Paypal is sort of like Bank of America – it’s this big, dumb corporation that holds power through coercion, not because it’s sensible and everyone likes it. Trying to resolve anything through Customer Service is very telling of this fact.

the setup:
It’s not exactly unusual for me to be at the office in the neighborhood of 12-16 hours a day. So I thought it may be more wise to have Paypal purchases sent to the office, rather than having items potentially sit on my doorstep all day. I tried to go through the steps to “confirm an alternate address,” as one electronics retailer I planned on buying from only sends to Paypal-confirmed addresses. Quickly I ran into a roadblock, as I am “ineligible” for alternate address confirmation due to having a Buyer Reputation Number of zero. The Reputation Number is supposed to reflect the number of transactions a user has successfully completed with unique Paypal members. Based on that, I should have a Reputation Number of probably 50-75. It turns out, however, that the Reputation Number system was discontinued, ohhh, probably three years ago or so.

the attempt at resolution:
After discovering this catch-22 of having a “zero” Reputation Number and obviously not being able to do anything to increase the number, I wrote Customer Service. I waited a week, heard nothing, then wrote again. This time I waited a couple weeks. I still heard nothing, so today I called.

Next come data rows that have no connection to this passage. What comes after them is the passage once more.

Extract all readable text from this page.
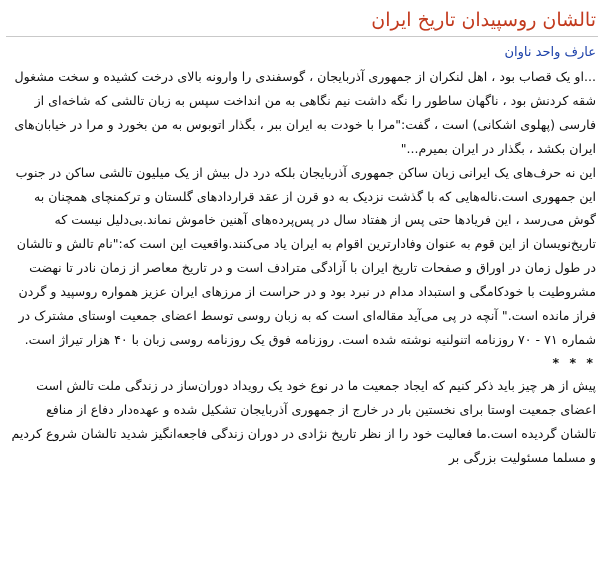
تالشان روسپیدان تاریخ ایران
عارف واحد ناوان

...او یک قصاب بود ، اهل لنکران از جمهوری آذربایجان ، گوسفندی را وارونه بالای درخت کشیده و سخت مشغول شقه کردنش بود ، ناگهان ساطور را نگه داشت نیم نگاهی به من انداخت سپس به زبان تالشی که شاخه‌ای از فارسی (پهلوی اشکانی) است ، گفت:"مرا با خودت به ایران ببر ، بگذار اتوبوس به من بخورد و مرا در خیابان‌های ایران بکشد ، بگذار در ایران بمیرم..."

این نه حرف‌های یک ایرانی زبان ساکن جمهوری آذربایجان بلکه درد دل بیش از یک میلیون تالشی ساکن در جنوب این جمهوری است.ناله‌هایی که با گذشت نزدیک به دو قرن از عقد قراردادهای گلستان و ترکمنچای همچنان به گوش می‌رسد ، این فریادها حتی پس از هفتاد سال در پس‌پرده‌های آهنین خاموش نماند.بی‌دلیل نیست که تاریخ‌نویسان از این قوم به عنوان وفادارترین اقوام به ایران یاد می‌کنند.واقعیت این است که:"نام تالش و تالشان در طول زمان در اوراق و صفحات تاریخ ایران با آزادگی مترادف است و در تاریخ معاصر از زمان نادر تا نهضت مشروطیت با خودکامگی و استبداد مدام در نبرد بود و در حراست از مرزهای ایران عزیز همواره روسپید و گردن فراز مانده است." آنچه در پی می‌آید مقاله‌ای است که به زبان روسی توسط اعضای جمعیت اوستای مشترک در شماره ۷۱ - ۷۰ روزنامه اتنولنیه نوشته شده است. روزنامه فوق یک روزنامه روسی زبان با ۴۰ هزار تیراژ است.

* * *

پیش از هر چیز باید ذکر کنیم که ایجاد جمعیت ما در نوع خود یک رویداد دوران‌ساز در زندگی ملت تالش است اعضای جمعیت اوستا برای نخستین بار در خارج از جمهوری آذربایجان تشکیل شده و عهده‌دار دفاع از منافع تالشان گردیده است.ما فعالیت خود را از نظر تاریخ نژادی در دوران زندگی فاجعه‌انگیز شدید تالشان شروع کردیم و مسلما مسئولیت بزرگی بر
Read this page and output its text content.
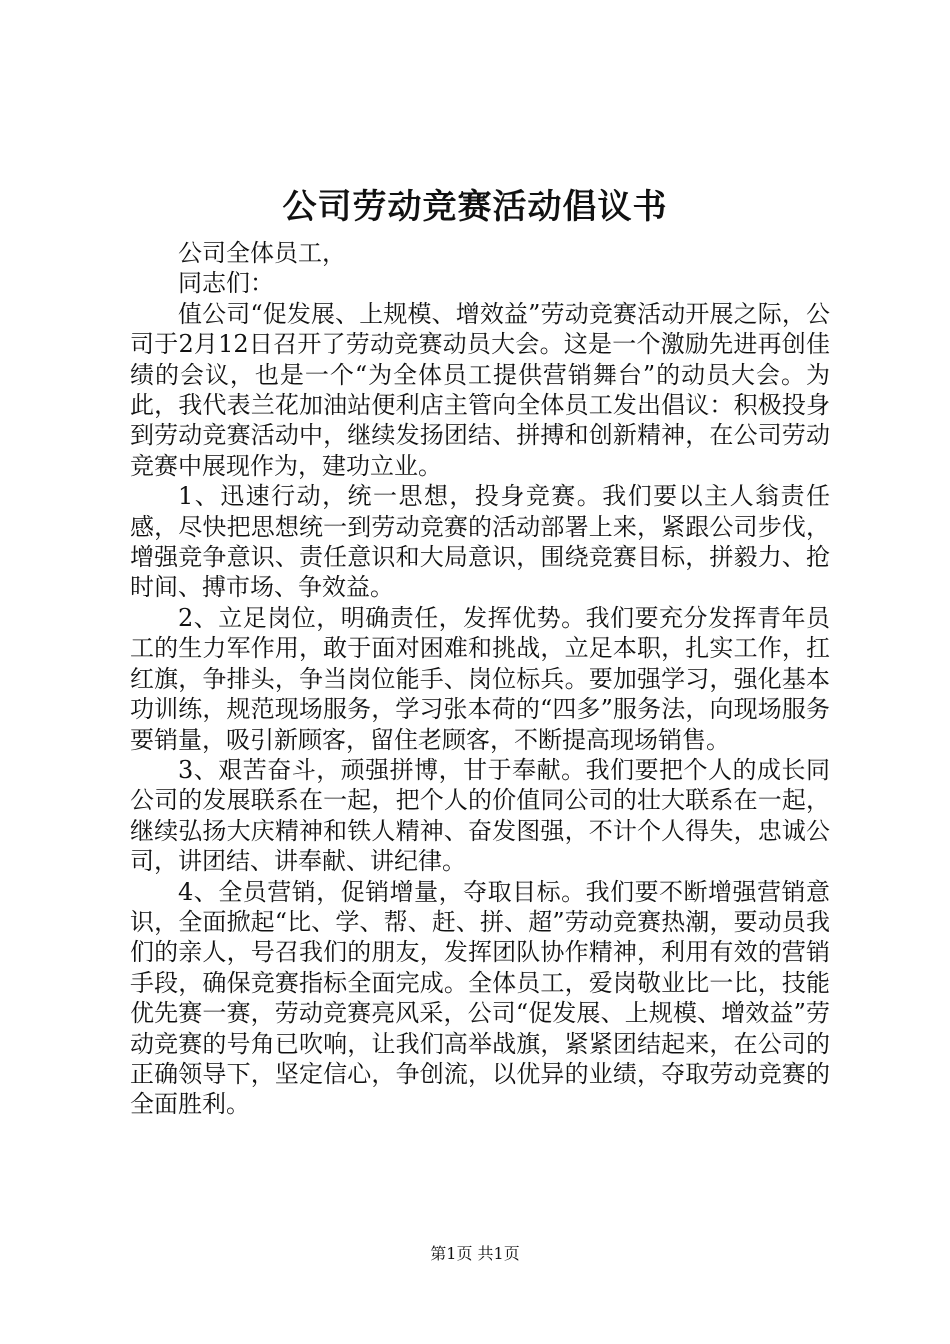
公司劳动竞赛活动倡议书

公司全体员工，

同志们：

值公司“促发展、上规模、增效益”劳动竞赛活动开展之际，公司于2月12日召开了劳动竞赛动员大会。这是一个激励先进再创佳绩的会议，也是一个“为全体员工提供营销舞台”的动员大会。为此，我代表兰花加油站便利店主管向全体员工发出倡议：积极投身到劳动竞赛活动中，继续发扬团结、拼搏和创新精神，在公司劳动竞赛中展现作为，建功立业。

1、迅速行动，统一思想，投身竞赛。我们要以主人翁责任感，尽快把思想统一到劳动竞赛的活动部署上来，紧跟公司步伐，增强竞争意识、责任意识和大局意识，围绕竞赛目标，拼毅力、抢时间、搏市场、争效益。

2、立足岗位，明确责任，发挥优势。我们要充分发挥青年员工的生力军作用，敢于面对困难和挑战，立足本职，扎实工作，扛红旗，争排头，争当岗位能手、岗位标兵。要加强学习，强化基本功训练，规范现场服务，学习张本荷的“四多”服务法，向现场服务要销量，吸引新顾客，留住老顾客，不断提高现场销售。

3、艰苦奋斗，顽强拼博，甘于奉献。我们要把个人的成长同公司的发展联系在一起，把个人的价值同公司的壮大联系在一起，继续弘扬大庆精神和铁人精神、奋发图强，不计个人得失，忠诚公司，讲团结、讲奉献、讲纪律。

4、全员营销，促销增量，夺取目标。我们要不断增强营销意识，全面掀起“比、学、帮、赶、拼、超”劳动竞赛热潮，要动员我们的亲人，号召我们的朋友，发挥团队协作精神，利用有效的营销手段，确保竞赛指标全面完成。全体员工，爱岗敬业比一比，技能优先赛一赛，劳动竞赛亮风采，公司“促发展、上规模、增效益”劳动竞赛的号角已吹响，让我们高举战旗，紧紧团结起来，在公司的正确领导下，坚定信心，争创流，以优异的业绩，夺取劳动竞赛的全面胜利。

第1页 共1页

Customer Service told me to navigate to the same “Alternate Address Confirmation” page I have previously visited numerous times. The result on the next page was the same: “You do not currently qualify for Alternative Address Confirmation.” The best solution Customer Service could offer? “I would recommend you buy from a seller who doesn’t ship to confirmed addresses only.” Thanks a bunch.

Considering the disclosure that the call may be monitored, I tried to get this Customer Service fellow in India, or wherever, to blatantly admit that the website contains information that’s completely wrong and outdated. Suddenly, a language barrier made it’s way into the conversation: “I don’t understand what you mean…. sorry, I don’t know what you mean.” And, like a broken record, “the only thing I can recommend is to buyer from a seller…” No resolution at all. And just having someone answer a call doesn’t qualify as “Customer Service.”

Paypal’s revenue in Q4 of 2011 was $1.2 billion. Something feels very, very odd about a company that makes over a billion dollars in three months but yet has a website that has been outdated for three years.